Date: 28 May 2003 16:34:26 +1000 From: Q <q_dolan@yahoo.com.au> To: Daniel O'Connor <doconnor@gsoft.com.au> Cc: "M. Warner Losh" <imp@bsdimp.com> Subject: Re: policy on GPL'd drivers? Message-ID: <1054103665.31549.118.camel@boxster> In-Reply-To: <200305281524.10145.doconnor@gsoft.com.au> References: <C90CF9CA-9040-11D7-941E-0003937E39E0@mac.com> <200305281147.53271.doconnor@gsoft.com.au> <20030527.225207.101586684.imp@bsdimp.com> <200305281524.10145.doconnor@gsoft.com.au>
next in thread | previous in thread | raw e-mail | index | archive | help
If we are talking about something like a network interface that needs to be preloaded, then I would be inclined to see a port install the module into /usr/local/modules (which is what 'rtc' uses) and have a pkg-install message that states the need to do a 'cp /usr/local/modules/if_??.ko /boot/kernel' and add 'if_??_load="YES"' to loader.conf so the network interface can be initialised on boot.

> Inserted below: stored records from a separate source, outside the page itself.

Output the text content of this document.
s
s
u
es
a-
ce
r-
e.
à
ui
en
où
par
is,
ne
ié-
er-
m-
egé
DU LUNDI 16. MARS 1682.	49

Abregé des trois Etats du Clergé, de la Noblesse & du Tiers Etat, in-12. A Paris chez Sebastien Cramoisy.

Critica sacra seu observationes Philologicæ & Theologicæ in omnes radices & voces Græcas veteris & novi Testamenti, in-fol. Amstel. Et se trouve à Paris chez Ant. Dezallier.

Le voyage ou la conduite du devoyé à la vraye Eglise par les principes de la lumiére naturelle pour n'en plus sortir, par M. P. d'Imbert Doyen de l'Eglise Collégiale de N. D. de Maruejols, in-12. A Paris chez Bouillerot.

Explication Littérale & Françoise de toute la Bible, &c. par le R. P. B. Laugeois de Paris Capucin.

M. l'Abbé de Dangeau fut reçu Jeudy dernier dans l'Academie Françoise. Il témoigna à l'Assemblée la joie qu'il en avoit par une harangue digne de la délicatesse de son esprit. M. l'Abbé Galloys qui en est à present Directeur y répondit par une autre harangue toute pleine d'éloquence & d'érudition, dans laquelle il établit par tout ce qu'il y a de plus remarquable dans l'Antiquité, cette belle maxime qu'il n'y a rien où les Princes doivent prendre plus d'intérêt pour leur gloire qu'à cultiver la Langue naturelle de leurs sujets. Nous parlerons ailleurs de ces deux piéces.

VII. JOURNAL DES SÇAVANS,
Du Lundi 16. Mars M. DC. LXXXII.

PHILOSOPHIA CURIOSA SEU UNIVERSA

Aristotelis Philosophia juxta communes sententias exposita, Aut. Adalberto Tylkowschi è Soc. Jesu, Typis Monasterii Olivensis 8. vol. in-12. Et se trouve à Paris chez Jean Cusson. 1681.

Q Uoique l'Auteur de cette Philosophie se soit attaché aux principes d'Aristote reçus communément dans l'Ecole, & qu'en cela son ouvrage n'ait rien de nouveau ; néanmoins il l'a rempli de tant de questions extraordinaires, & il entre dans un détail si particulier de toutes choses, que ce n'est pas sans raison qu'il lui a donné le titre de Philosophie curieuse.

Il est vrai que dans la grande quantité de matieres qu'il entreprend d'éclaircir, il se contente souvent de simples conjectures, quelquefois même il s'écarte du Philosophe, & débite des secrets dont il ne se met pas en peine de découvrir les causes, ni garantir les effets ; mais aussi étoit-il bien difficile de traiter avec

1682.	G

This way the port isn't installing anything outside $PREFIX, and isn't directly altering /boot/loader.conf. Seeya...Q On Wed, 2003-05-28 at 15:54, Daniel O'Connor wrote: > On Wed, 28 May 2003 14:22, M. Warner Losh wrote: > > In message: <200305281147.53271.doconnor@gsoft.com.au> > > > > "Daniel O'Connor" <doconnor@gsoft.com.au> writes: > > : The only downside is that there are no hooks into the build process so > > : you have to be VERY careful when you update your kernel, or you get > > : panics :( > > > > This is true. I'd thought that MODULES_OVERRIDE would help, but ports > > builds and kernel builds are different enough to make this not easy to > > do. > > > > Wanna test a patch? Add a 'makeoptions PORTS_MODULES=comms/ltmdm' to > > your config file and apply the following patch. Lemme know how well > > (or poorly) it works. There's likely some hidden assumptions that > > make it appear to work for me. > > I don't see how it can work properly.. > > You need 'FORCE_PKG_REGISTER=' in the install target. > > I don't think how the patch is structured is sensible though :) > > 1) If the port is updated between builds you end up with two version of the > port installed. > > 2) You can't control where the module gets put - arguably this isn't a > calamity, but I think it makes more sense for the modules to end up in > /boot/modules, or some analog to it that is in $PREFIX. > > IMHO a standard should be set WRT item 2 so future ports writers know what the > proper way to do it is :) > > I guess the problem with mandating somewhere in $PREFIX is that the loader > can't load it, so that's no good. I guess the only choice left is > /boot/modules. > > Any comments?